What gets installed:
- A Node.js HTTP server script (
start-server.sh) that watches a content directory - A frame template with CSS classes for options, cards, mockups, and interactive elements
- A helper script that records click events to a file the AI can read
How it starts:
scripts/start-server.sh --project-dir /path/to/your/project
This returns a URL (e.g., http://localhost:59958). Open it in your browser. The AI writes HTML files to the content directory. The server serves the newest one.
What the AI writes: Content fragments — just the HTML inside the page. The server wraps it in the frame template automatically, adding the header, CSS theme, selection indicator, and interactive infrastructure. A typical mockup file is 30-80 lines of HTML with inline styles for the design previews.
What you do: Open the URL once at the start of the session. Leave the tab open. The AI tells you when to look and what's on screen. Click options to select. Respond in the terminal.
Why This Matters
The visual companion changes the nature of design decisions with AI. Without it, you describe what you want, the AI interprets, builds, and you react to the result. The feedback loop has one full build cycle of latency. With it, you see the interpretation before anything is built. Misunderstandings surface in seconds, not hours.
It also changes what the AI can propose. When options are text-only, the AI defaults to safe, familiar choices — because novel ideas are hard to describe and easy to misunderstand. When options are visual, the AI can show you something unexpected and let you react to the actual thing, not your imagination of the thing.
The pattern works for any visual decision: design direction, layout, color palettes, component styles, architecture diagrams, data flow visualizations. Anything where "look at this" is faster than "imagine this."
Lessons Learned
- Not every question needs the browser. Conceptual choices, tradeoff lists, and scope decisions are faster in text. The visual companion is for content that IS visual — mockups, side-by-side comparisons, diagrams. Using it for text questions wastes time.
- 2-4 options per screen. More than four creates decision paralysis. Fewer than two isn't a choice. Three is usually right.

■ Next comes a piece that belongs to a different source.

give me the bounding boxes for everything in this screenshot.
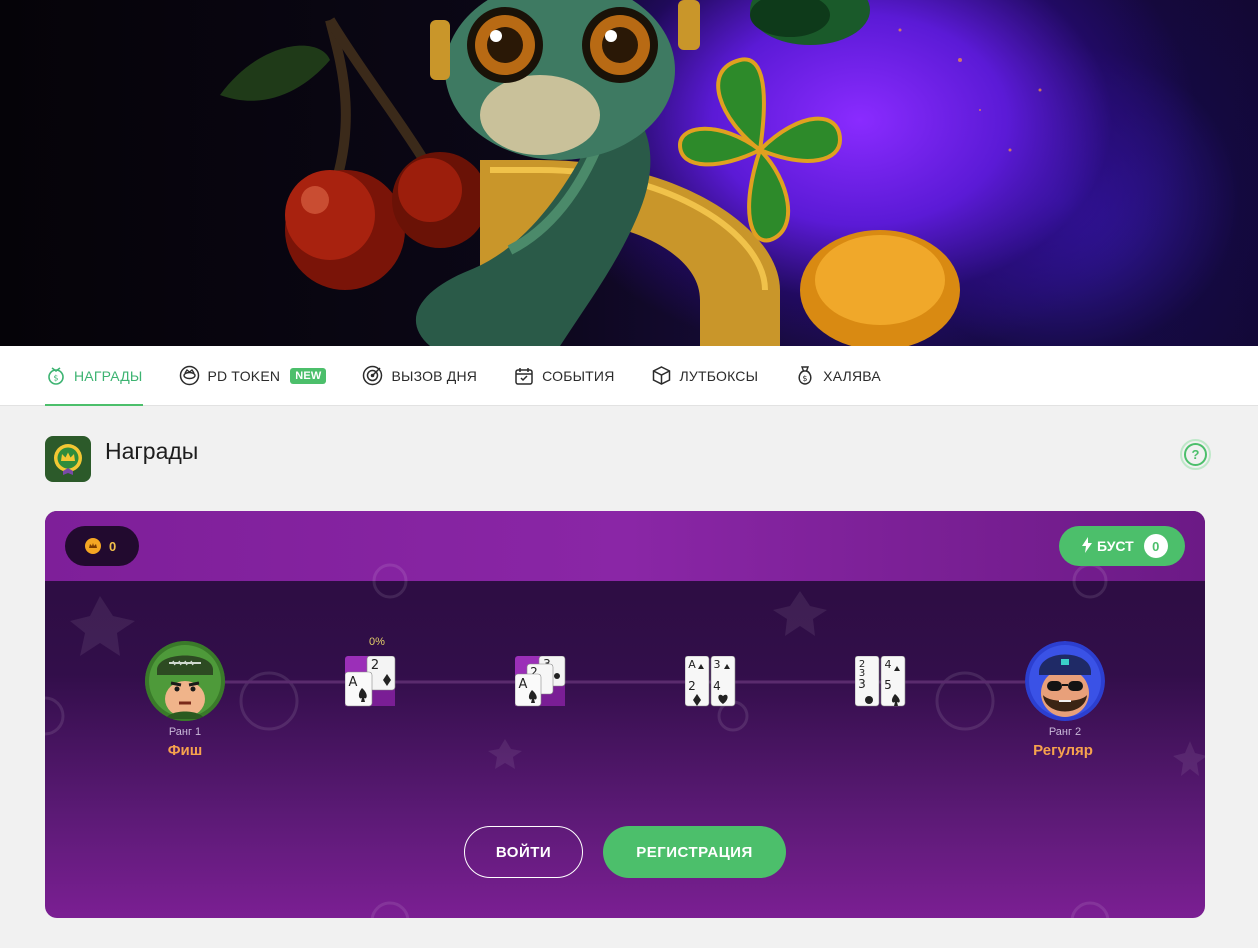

- The events file doesn't always capture clicks. Sometimes the browser connection drops or the events file isn't created. The user's terminal response is always the primary feedback — the events file is supplementary data.
- The mockups don't need to be pixel-perfect. They need to communicate the difference between options. Inline styles with approximate colors and sizes are enough. The AI isn't building a design system — it's showing you three directions so you can pick one.
- Architecture diagrams are a surprise use case. The visual companion was designed for UI mockups, but it turned out to be excellent for architecture diagrams — showing system boundaries, data flow, and component relationships. The LoreHaven architecture diagram was prototyped in the companion before being built as a React component.